Second Corinthians 8 and 9 is the strongest and longest offering appeal in Scripture. You will remember that Paul is gathering funds for "the collection," which was to relieve the needs of the poor Christians in Jerusalem. Paul believed this project would make real the reconciliation he preached. He encouraged the Corinthians to be generous by repeating the above principle of sowing.
How is this principle as true in the spiritual field as it is in the agricultural field?
"Liberality both in spiritual and in temporal things is taught in the lesson of seed sowing. The Lord says, 'Blessed are ye that sow beside all waters.' Isa. 32:20. 'This I say, He which soweth sparingly shall reap also sparingly; and he which soweth bountifully shall reap also bountifully.' 2 Cor. 9:6. To sow beside all waters means a continual imparting of God's gifts. It means giving wherever the cause of God or the needs of humanity demand our aid. This will not tend to poverty. 'He which soweth bountifully shall reap also bountifully.' The sower multiplies his seed by casting it away. So it is with those who are faithful in distributing God's gifts. By imparting they increase their blessings. God has promised them a sufficiency that they may continue to give. 'Give, and it shall be given unto you; good measure, pressed down, and shaken together, and running over, shall men give into your bosom.' Luke 6:38 . . . . As we distribute God's temporal blessings, the evidence of our love and sympathy awakens in the receiver gratitude and thanksgiving to God."Ellen G. White, Christ's Object Lessons, pp. 85, 86.
Think of a time when you contributed more money or time and energy than you thought you had to spare.
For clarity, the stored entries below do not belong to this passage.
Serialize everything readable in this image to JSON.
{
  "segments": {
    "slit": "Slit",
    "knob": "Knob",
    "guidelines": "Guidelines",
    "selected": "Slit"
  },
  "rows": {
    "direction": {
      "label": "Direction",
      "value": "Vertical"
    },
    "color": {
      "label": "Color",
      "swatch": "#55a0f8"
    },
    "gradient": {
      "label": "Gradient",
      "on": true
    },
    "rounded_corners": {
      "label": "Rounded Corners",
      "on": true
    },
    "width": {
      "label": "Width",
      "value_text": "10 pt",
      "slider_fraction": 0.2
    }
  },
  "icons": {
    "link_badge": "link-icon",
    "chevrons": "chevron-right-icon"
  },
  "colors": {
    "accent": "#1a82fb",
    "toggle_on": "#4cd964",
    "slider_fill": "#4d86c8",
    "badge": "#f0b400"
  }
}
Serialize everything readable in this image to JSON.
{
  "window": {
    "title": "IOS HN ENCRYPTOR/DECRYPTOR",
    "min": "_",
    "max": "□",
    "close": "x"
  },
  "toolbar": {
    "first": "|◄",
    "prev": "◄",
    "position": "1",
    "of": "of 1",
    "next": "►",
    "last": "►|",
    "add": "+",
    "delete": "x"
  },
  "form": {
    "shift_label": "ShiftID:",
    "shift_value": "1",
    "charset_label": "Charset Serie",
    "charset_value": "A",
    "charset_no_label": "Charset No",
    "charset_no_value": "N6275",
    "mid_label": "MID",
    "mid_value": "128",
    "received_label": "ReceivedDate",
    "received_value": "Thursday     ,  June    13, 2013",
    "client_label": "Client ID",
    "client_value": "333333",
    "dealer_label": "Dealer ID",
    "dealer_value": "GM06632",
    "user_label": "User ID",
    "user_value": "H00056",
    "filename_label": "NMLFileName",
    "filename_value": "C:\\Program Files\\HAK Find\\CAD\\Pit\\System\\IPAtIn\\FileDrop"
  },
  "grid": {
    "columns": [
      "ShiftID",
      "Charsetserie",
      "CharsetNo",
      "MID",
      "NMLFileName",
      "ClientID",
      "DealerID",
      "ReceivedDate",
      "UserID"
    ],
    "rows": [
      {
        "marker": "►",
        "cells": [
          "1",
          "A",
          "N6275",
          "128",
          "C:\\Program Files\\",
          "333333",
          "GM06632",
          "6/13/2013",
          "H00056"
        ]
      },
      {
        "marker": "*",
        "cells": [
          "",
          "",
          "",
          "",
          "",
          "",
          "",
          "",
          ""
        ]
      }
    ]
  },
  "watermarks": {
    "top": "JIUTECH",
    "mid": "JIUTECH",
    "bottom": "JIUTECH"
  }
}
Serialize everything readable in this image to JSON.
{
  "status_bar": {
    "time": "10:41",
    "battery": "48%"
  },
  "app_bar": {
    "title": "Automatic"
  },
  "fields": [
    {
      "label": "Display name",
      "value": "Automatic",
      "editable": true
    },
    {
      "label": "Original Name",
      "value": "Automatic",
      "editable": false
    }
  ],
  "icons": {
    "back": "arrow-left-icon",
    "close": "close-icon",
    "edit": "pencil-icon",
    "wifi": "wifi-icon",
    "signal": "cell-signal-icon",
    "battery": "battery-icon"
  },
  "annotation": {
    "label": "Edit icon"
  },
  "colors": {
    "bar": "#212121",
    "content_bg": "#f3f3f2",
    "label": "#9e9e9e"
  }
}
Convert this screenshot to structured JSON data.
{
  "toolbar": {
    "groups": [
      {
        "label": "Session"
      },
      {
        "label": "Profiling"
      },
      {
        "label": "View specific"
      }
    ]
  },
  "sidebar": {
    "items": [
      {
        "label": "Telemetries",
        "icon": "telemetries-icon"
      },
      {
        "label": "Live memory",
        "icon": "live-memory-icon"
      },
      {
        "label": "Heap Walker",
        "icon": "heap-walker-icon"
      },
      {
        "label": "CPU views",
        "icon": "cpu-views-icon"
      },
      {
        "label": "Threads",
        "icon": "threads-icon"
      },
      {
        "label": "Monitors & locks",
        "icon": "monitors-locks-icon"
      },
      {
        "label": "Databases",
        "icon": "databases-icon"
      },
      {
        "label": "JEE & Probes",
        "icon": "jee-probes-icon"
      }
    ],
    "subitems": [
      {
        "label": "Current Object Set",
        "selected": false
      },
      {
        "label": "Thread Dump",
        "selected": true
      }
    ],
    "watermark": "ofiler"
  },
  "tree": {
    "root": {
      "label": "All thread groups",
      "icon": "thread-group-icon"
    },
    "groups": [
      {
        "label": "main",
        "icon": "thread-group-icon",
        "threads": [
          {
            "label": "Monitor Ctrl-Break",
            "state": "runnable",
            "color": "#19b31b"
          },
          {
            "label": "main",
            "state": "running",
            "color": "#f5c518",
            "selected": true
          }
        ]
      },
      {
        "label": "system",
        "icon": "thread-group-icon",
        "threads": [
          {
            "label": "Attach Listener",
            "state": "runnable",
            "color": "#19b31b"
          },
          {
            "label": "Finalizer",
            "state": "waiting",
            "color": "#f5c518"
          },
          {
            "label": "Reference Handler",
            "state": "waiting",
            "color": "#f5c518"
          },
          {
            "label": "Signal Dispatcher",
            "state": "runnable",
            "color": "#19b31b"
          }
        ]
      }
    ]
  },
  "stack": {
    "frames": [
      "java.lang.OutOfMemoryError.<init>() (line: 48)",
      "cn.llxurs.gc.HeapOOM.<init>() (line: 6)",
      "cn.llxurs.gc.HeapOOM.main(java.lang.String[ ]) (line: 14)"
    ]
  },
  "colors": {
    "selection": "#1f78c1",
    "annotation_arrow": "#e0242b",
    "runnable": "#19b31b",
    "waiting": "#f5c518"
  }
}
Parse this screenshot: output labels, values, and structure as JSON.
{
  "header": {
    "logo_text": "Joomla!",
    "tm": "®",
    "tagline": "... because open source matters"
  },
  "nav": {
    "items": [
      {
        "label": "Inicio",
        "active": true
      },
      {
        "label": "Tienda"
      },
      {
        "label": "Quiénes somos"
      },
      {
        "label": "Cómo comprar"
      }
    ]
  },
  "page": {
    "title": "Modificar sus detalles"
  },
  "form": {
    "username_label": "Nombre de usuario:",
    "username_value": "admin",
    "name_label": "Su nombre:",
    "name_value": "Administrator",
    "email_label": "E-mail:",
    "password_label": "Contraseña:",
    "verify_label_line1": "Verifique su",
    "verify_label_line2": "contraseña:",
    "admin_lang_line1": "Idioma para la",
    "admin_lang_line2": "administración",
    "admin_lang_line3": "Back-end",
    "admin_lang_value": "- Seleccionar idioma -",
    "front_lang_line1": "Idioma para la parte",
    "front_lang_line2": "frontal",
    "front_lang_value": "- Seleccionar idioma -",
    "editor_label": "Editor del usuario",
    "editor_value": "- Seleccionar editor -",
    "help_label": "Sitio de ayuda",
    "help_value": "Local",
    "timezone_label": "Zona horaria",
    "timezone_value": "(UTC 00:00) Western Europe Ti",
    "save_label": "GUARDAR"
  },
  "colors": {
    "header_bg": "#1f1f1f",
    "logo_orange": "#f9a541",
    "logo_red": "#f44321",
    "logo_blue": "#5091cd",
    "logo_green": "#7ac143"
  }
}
How did God refill your resources?
|"One may spend freely and yet grow richer; another is tight-fisted, yet ends in poverty. A generous person enjoys prosperity, and one who refreshes others will be refreshed" (Prov. 11: 24, 25, REB).|
"Three times I appealed to the Lord about this, that it would leave me, but he said to me, 'My grace is sufficient for you, for power is made perfect in weakness'" (2 Cor. 12:8, 9, NRSV).
In what setting does Paul receive the Lord's assurance that His grace is enough? 2 Cor. 12:1-10.
In the conclusion of 2 Corinthians, Paul defends his ministry against his opponents' accusations. In a "fool's speech," he compares his own credentials to those his opponents offer. They are Hebrews. So is he (2 Cor. 11:22). They are "ministers of Christ." So is he. But he has a longer and more impressive list of ministry accomplishments and hardships (2 Cor. 11:23-29). He ends this section of foolish boasting with the humiliating story of his escape from Damascus--in a basket.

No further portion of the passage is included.